L'evoluzione della ricerca mi ha portato da un inizio difficoltoso e confuso all'incontro con lo scrittore e regista argentino Osvaldo Bayer; dall'individuazione a uno a uno dei personaggi del libro, all'emersione delle immagini immortalate nelle sue fotografie, fino all'esclusiva camminata sulla pista di cavalli di Lago Posadas. Dentro di me è cresciuta sempre di più la consapevolezza che il quadro si stava completando. 

Due episodi hanno però fatto vacillare il tutto. 

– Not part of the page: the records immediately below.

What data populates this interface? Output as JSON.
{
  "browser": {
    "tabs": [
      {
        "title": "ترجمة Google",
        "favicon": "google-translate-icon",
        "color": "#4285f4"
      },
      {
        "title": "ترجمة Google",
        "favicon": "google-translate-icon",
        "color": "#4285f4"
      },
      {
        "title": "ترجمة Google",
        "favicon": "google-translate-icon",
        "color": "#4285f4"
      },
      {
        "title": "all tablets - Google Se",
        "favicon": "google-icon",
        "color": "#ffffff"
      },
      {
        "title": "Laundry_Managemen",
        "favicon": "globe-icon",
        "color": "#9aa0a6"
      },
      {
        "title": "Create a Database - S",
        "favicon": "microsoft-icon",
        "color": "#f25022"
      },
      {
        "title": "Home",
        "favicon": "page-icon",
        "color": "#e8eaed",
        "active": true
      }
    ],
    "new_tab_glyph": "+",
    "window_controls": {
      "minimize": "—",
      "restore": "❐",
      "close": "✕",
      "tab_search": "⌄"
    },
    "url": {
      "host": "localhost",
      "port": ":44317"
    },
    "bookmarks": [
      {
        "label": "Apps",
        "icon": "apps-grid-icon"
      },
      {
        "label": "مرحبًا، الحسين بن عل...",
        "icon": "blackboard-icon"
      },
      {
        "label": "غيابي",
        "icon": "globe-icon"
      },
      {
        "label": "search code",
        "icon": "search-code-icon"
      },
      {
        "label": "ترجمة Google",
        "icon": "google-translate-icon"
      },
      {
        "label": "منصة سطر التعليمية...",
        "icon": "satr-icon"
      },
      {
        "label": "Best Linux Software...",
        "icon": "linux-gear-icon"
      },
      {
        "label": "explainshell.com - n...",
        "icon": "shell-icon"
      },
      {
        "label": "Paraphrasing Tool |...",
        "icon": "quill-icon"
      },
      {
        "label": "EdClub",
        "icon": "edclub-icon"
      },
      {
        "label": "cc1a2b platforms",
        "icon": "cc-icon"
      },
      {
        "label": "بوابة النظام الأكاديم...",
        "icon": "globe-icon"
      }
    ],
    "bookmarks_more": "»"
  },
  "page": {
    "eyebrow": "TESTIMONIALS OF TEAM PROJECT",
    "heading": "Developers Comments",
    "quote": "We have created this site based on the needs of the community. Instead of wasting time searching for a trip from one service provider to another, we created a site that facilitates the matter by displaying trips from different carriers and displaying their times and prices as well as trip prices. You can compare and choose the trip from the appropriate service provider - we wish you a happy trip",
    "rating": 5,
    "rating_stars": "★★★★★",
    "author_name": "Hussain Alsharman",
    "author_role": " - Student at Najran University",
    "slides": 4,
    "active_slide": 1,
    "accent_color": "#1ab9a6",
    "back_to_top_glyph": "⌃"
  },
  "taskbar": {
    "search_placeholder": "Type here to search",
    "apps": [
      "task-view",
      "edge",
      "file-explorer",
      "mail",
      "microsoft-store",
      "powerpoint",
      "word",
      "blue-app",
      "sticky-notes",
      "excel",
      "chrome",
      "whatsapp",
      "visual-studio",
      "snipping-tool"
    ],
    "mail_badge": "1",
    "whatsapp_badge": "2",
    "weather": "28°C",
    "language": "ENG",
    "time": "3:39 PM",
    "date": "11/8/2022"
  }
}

Alla vigilia del secondo viaggio, la compagnia aerea con la quale avevo
acquistato il biglietto con tratta Buenos Aires era fallita lasciandomi a piedi. Stavo per decidere di mollare tutto. 

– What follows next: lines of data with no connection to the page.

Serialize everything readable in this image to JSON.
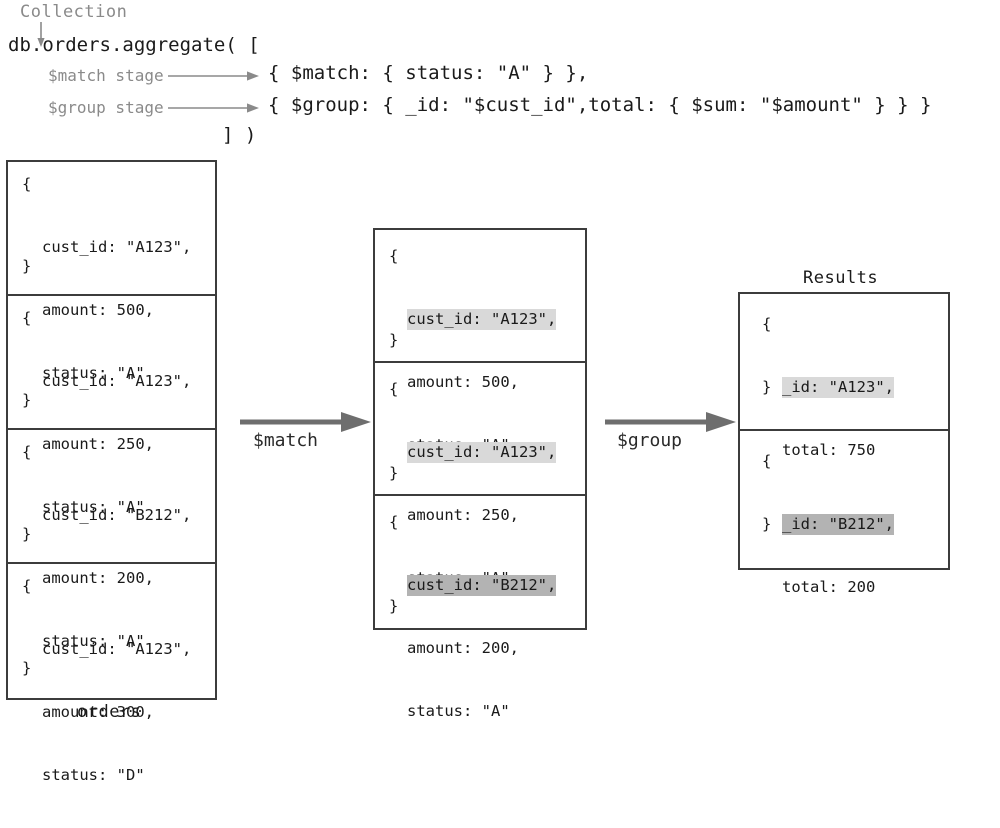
{
  "code": {
    "collection_label": "Collection",
    "line1": "db.orders.aggregate( [",
    "line2": "{ $match: { status: \"A\" } },",
    "line3": "{ $group: { _id: \"$cust_id\",total: { $sum: \"$amount\" } } }",
    "line4": "] )",
    "match_stage_label": "$match stage",
    "group_stage_label": "$group stage"
  },
  "orders": {
    "caption": "orders",
    "open_brace": "{",
    "close_brace": "}",
    "documents": [
      {
        "cust_id": "cust_id: \"A123\",",
        "amount": "amount: 500,",
        "status": "status: \"A\""
      },
      {
        "cust_id": "cust_id: \"A123\",",
        "amount": "amount: 250,",
        "status": "status: \"A\""
      },
      {
        "cust_id": "cust_id: \"B212\",",
        "amount": "amount: 200,",
        "status": "status: \"A\""
      },
      {
        "cust_id": "cust_id: \"A123\",",
        "amount": "amount: 300,",
        "status": "status: \"D\""
      }
    ]
  },
  "match_output": {
    "open_brace": "{",
    "close_brace": "}",
    "documents": [
      {
        "cust_id": "cust_id: \"A123\",",
        "amount": "amount: 500,",
        "status": "status: \"A\"",
        "highlight": "light"
      },
      {
        "cust_id": "cust_id: \"A123\",",
        "amount": "amount: 250,",
        "status": "status: \"A\"",
        "highlight": "light"
      },
      {
        "cust_id": "cust_id: \"B212\",",
        "amount": "amount: 200,",
        "status": "status: \"A\"",
        "highlight": "dark"
      }
    ]
  },
  "results": {
    "title": "Results",
    "open_brace": "{",
    "close_brace": "}",
    "documents": [
      {
        "id": "_id: \"A123\",",
        "total": "total: 750",
        "highlight": "light"
      },
      {
        "id": "_id: \"B212\",",
        "total": "total: 200",
        "highlight": "dark"
      }
    ]
  },
  "stages": {
    "match_arrow_label": "$match",
    "group_arrow_label": "$group"
  },
  "colors": {
    "border": "#3c3c3c",
    "text": "#1a1a1a",
    "annotation": "#8a8a8a",
    "highlight_light": "#d9d9d9",
    "highlight_dark": "#b3b3b3",
    "arrow": "#6e6e6e",
    "background": "#ffffff"
  }
}
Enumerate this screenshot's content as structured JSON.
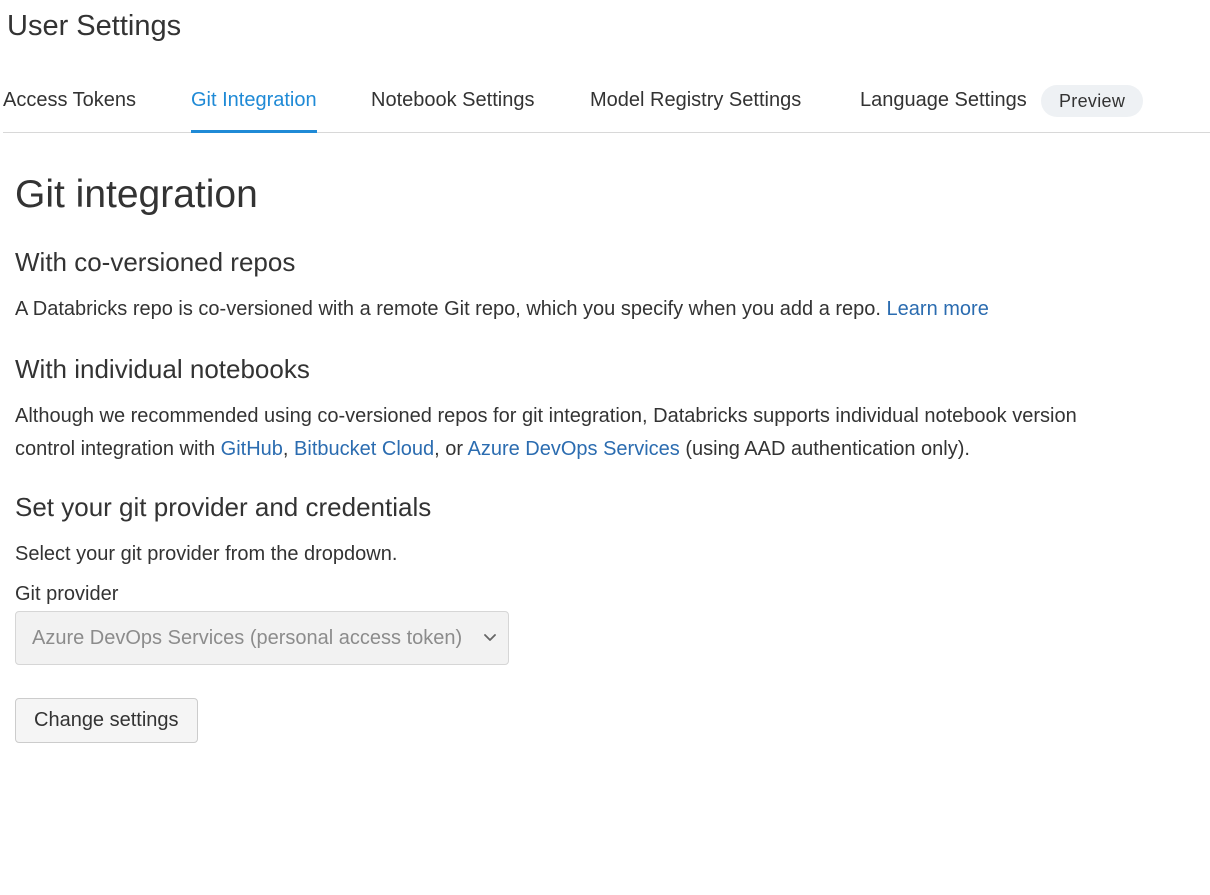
{
  "page": {
    "title": "User Settings"
  },
  "tabs": [
    {
      "label": "Access Tokens"
    },
    {
      "label": "Git Integration"
    },
    {
      "label": "Notebook Settings"
    },
    {
      "label": "Model Registry Settings"
    },
    {
      "label": "Language Settings",
      "badge": "Preview"
    }
  ],
  "active_tab": "Git Integration",
  "colors": {
    "accent": "#1f8ad6",
    "link": "#2b6cb0",
    "text": "#333333"
  },
  "main": {
    "heading": "Git integration",
    "repos": {
      "heading": "With co-versioned repos",
      "text": "A Databricks repo is co-versioned with a remote Git repo, which you specify when you add a repo. ",
      "link": "Learn more"
    },
    "notebooks": {
      "heading": "With individual notebooks",
      "text_1": "Although we recommended using co-versioned repos for git integration, Databricks supports individual notebook version control integration with ",
      "link_github": "GitHub",
      "sep_1": ", ",
      "link_bitbucket": "Bitbucket Cloud",
      "sep_2": ", or ",
      "link_azure": "Azure DevOps Services",
      "text_2": " (using AAD authentication only)."
    },
    "provider": {
      "heading": "Set your git provider and credentials",
      "instruction": "Select your git provider from the dropdown.",
      "field_label": "Git provider",
      "selected_value": "Azure DevOps Services (personal access token)",
      "icon": "chevron-down-icon"
    },
    "button_label": "Change settings"
  }
}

L'anno seguente, nella città di Perito Moreno, il furto della macchina fotografica con un mese di fotografie al suo interno e le carte di credito mi lasciò disilluso con venti euro in tasca sulle soglie di un deserto. 
Stavo per decidere un'altra volta di mollare tutto.


Eppure, 
curva dopo curva, passo dopo passo, sentivo che stavo sollevando il coperchio sulla vicenda che mi aveva portato in Patagonia, mettendo in luce al contempo gli errori di descrizione dello scrittore, le sue invenzioni e i malumori dei suoi personaggi. Più andavo avanti e più sentivo che Chatwin in qualche modo si stava avvicinando a me, anche se un attimo dopo il tutto riappariva così assurdo, un'invenzione della mente, finzione, autoesaltazione. Avevo dubbi profondi dentro di me, che mi dicevano di andarmene da lì, di riprendere a viaggiare in piena libertà, come avevo fatto in tutto il resto della mia vita precedente.  C'erano però molti altri indizi che mi suggerivano di continuare a cercare, di continuare a camminare sulle sue tracce. La ricerca mi portava ogni giorno più vicino alla meta ma poi incontravo qualcuno o qualcosa, un contrattempo più o meno grave, una difficoltà, che mi facevano pensare che forse tutta la storia che stavo elaborando era solo un gioco perverso della mia mente.

Mosso da una forza inconscia e insondabile, ho deciso ogni volta di proseguire, perché l'unico modo di placare l'ansia (o l'irrequietezza direbbe lui!) che avevo dentro era di arrivare alla meta, arrivare alla fine del viaggio, completare l'opera, camminare sulle sue tracce. 




NOTA FINALE DELL'AUTORE


LOLA













Scrivere il libro ha significato per me entrare nelle case di indios, coloni e gauchos, per uscirne con le storie che si trascina addosso un vero viaggiatore. A casa ho poi disintegrato tutto, appunti, pensieri, interviste, ed ho rielaborato ogni elemento in un processo di costruzione letteraria che aveva come sfondo il movimento, il ricordo della presenza di Chatwin e gli altri sedimenti che il viaggio aveva lasciato dentro di me. Ho imparato i suoi ritmi per seguire sempre più il suo metodo: scrivere ogni particolare sul momento, forzare la raccolta di aneddoti e curiosità, stimolare l'interesse degli interlocutori; e ci ho messo del mio: il rispetto dell'altro, che avevo imparato in anni di lavoro con i profughi della guerra di Bosnia. Chatwin, comunque, sul piano del viaggio e su quello letterario è diventato prima una guida indispensabile per me, che mi ha aiutato a districarmi nei labirinti quasi inestricabili della mia ricerca; per poi diventare una vera e propria vicinanza, che non ha mai rasentato, però, l'ossessione. C'era dentro di me pura ammirazione, ma non un'ammirazione astratta dovuta alla figura pubblica del personaggio, piuttosto un'intima vicinanza che si è creata nei mesi e negli anni di viaggio man mano che mi avvicinavo sempre più al "segreto" del suo viaggiare e, a tratti, soprattutto nei momenti difficili che il viaggio mi proponeva, ho sentito addirittura il tocco fisico della sua vicinanza che mi spronava a continuare; a non fermarmi, per arrivare alla fine del viaggio. Chatwin, dopo che io avevo superato tutte le prove che la storia mi aveva messo sul mio passo, si stava davvero materializzando nelle immagini, nelle descrizioni dei luoghi, nei tratti dei suoi personaggi, nella suggestione degli episodi, finché non ebbi la viva sensazione di averlo vicino a me, quand'ero solo e sfiduciato nel deserto.